- Location: South Australia
- Nearest city: Port Lincoln.<
- Coordinates: 34°47′37″S 135°43′26″E﻿ / ﻿34.79361°S 135.72389°E
- Area: 1.034 km^{2} (0.399 sq mi)
- Established: 11 November 1993
- Governing body: Department for Environment and Water

= Lincoln Conservation Park =

Protected area in South Australia

Lincoln Conservation Park (formerly Lincoln Conservation Reserve) is a protected area in the Australian state of South Australia, located on the Eyre Peninsula within the gazetted locality of Tulka. It is situated on Section 490 in the cadastral unit of the Hundred of Lincoln approximately 15 km southwest of Port Lincoln.

The conservation park was proclaimed on 7 December 2006 under the National Parks and Wildlife Act 1972, recognizing "its contribution to regional biodiversity conservation". The proclamation replaced the area's previous protected status as a conservation reserve, which had been declared under the Crown Lands Act 1929 on 11 November 1993 to conserve vegetation within the Coffin Bay – Jussieu Peninsula catchment zone.

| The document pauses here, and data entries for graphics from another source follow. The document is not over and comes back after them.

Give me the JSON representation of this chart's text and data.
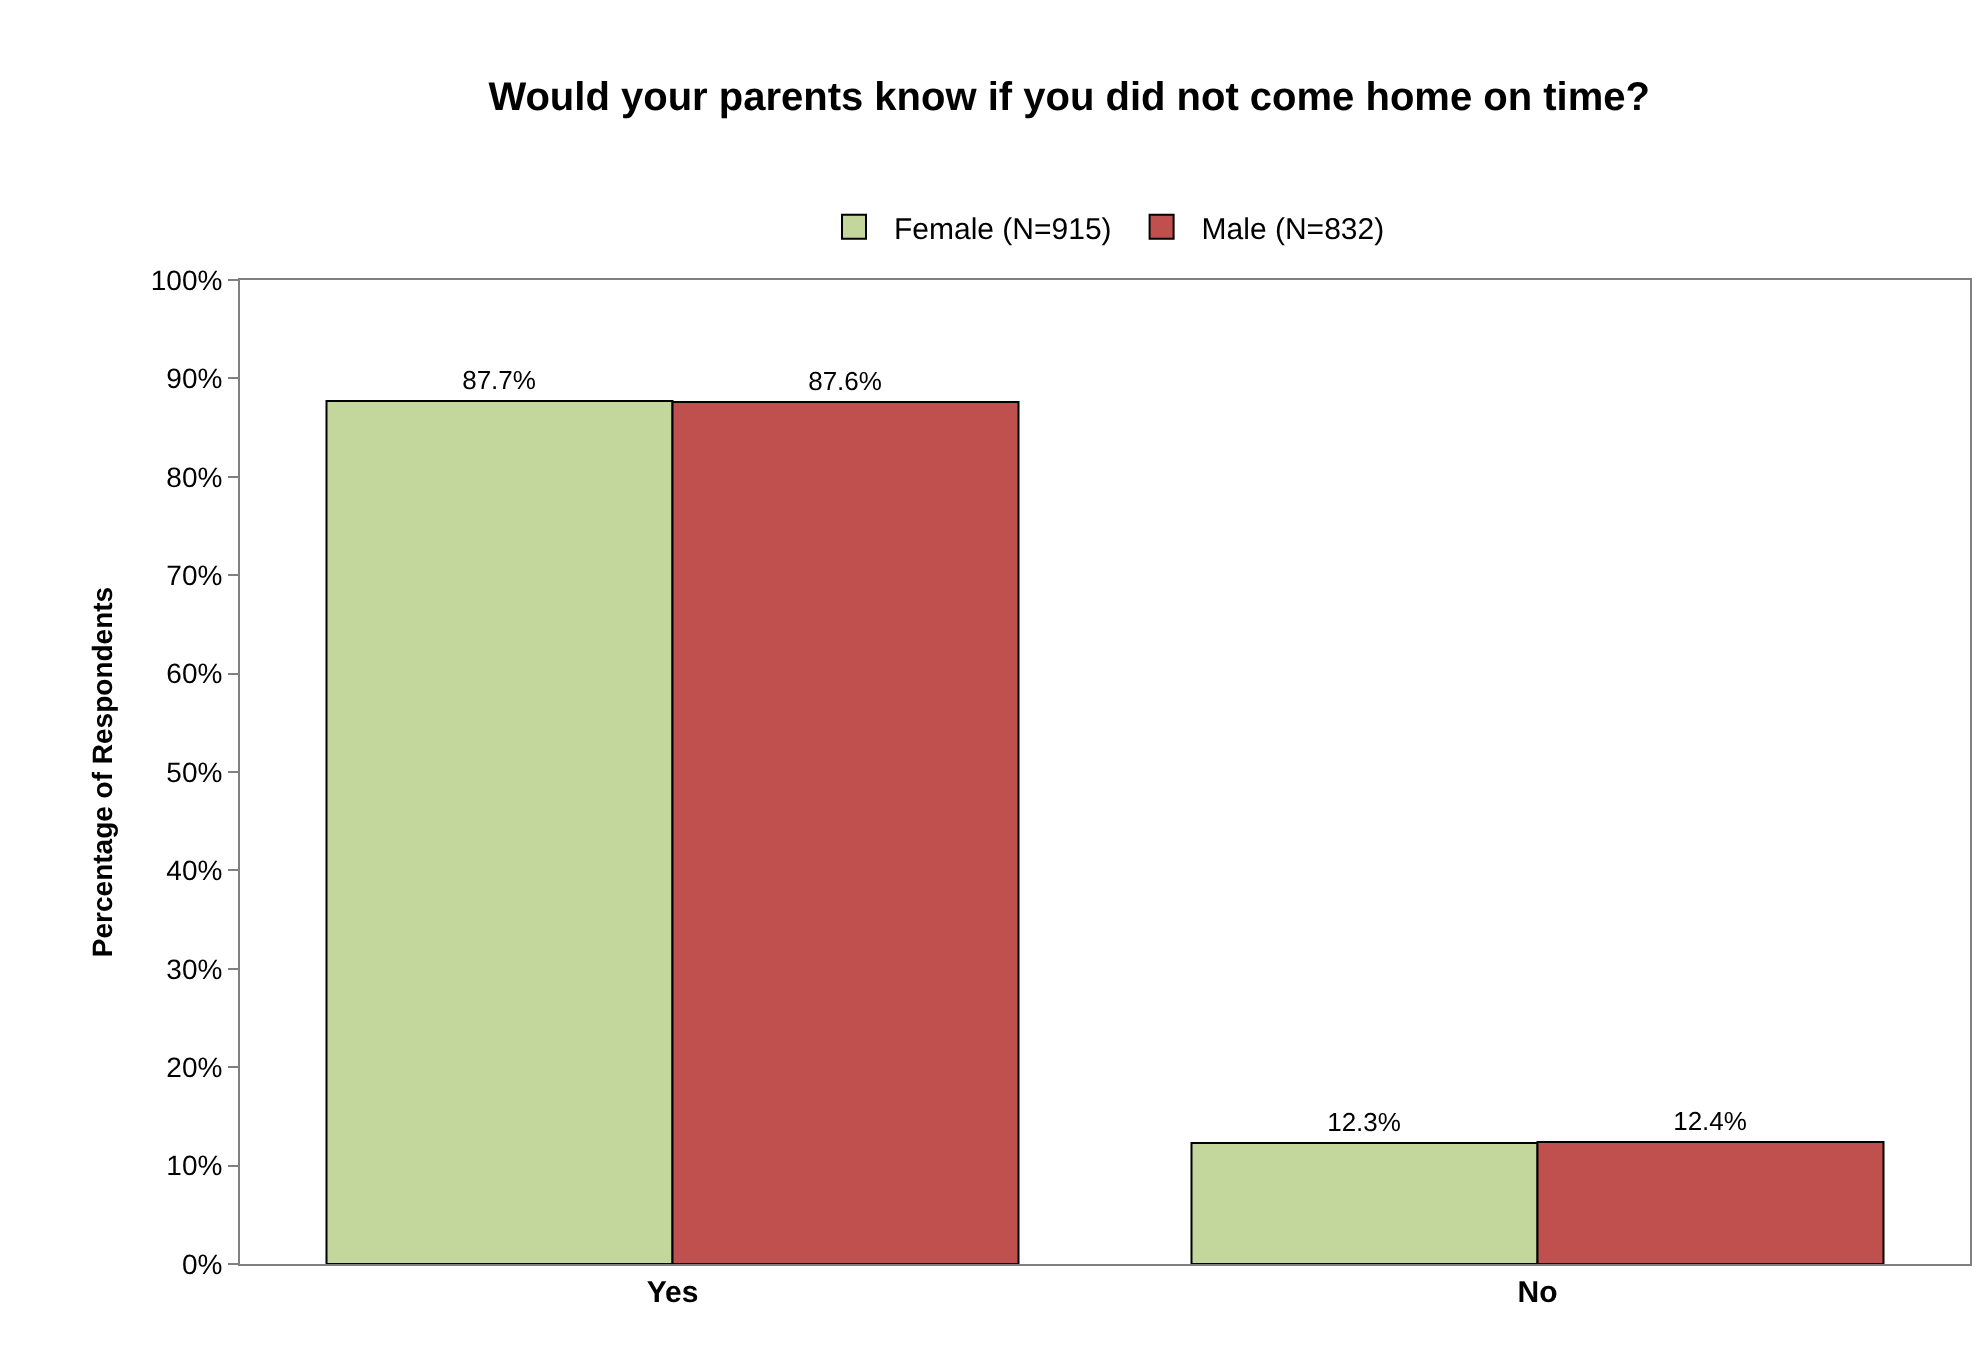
{
  "chart_data": {
    "type": "bar",
    "title": "Would your parents know if you did not come home on time?",
    "ylabel": "Percentage of Respondents",
    "categories": [
      "Yes",
      "No"
    ],
    "series": [
      {
        "name": "Female (N=915)",
        "color": "#c3d69b",
        "values": [
          87.7,
          12.3
        ],
        "value_labels": [
          "87.7%",
          "12.3%"
        ]
      },
      {
        "name": "Male (N=832)",
        "color": "#c0504d",
        "values": [
          87.6,
          12.4
        ],
        "value_labels": [
          "87.6%",
          "12.4%"
        ]
      }
    ],
    "ylim": [
      0,
      100
    ],
    "yticks": [
      {
        "value": 0,
        "label": "0%"
      },
      {
        "value": 10,
        "label": "10%"
      },
      {
        "value": 20,
        "label": "20%"
      },
      {
        "value": 30,
        "label": "30%"
      },
      {
        "value": 40,
        "label": "40%"
      },
      {
        "value": 50,
        "label": "50%"
      },
      {
        "value": 60,
        "label": "60%"
      },
      {
        "value": 70,
        "label": "70%"
      },
      {
        "value": 80,
        "label": "80%"
      },
      {
        "value": 90,
        "label": "90%"
      },
      {
        "value": 100,
        "label": "100%"
      }
    ],
    "grid": false,
    "legend": "top"
  }
}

In 2007, the conservation park was described by its managing authority as follows:The eastern section of the park[sic] consists of undulating limestone plains with low laterite-capped hills, whereas the western section consists of undulating calcarenite plains overlain by sand dunes and coastal dunes or cliffs... Mallee vegetation formations cover most of the park, with coastal white mallee being the dominant species. The regionally rare purple-flowered mallee community is also conserved within this park[sic].

The conservation park is classified as an IUCN Category VI protected area.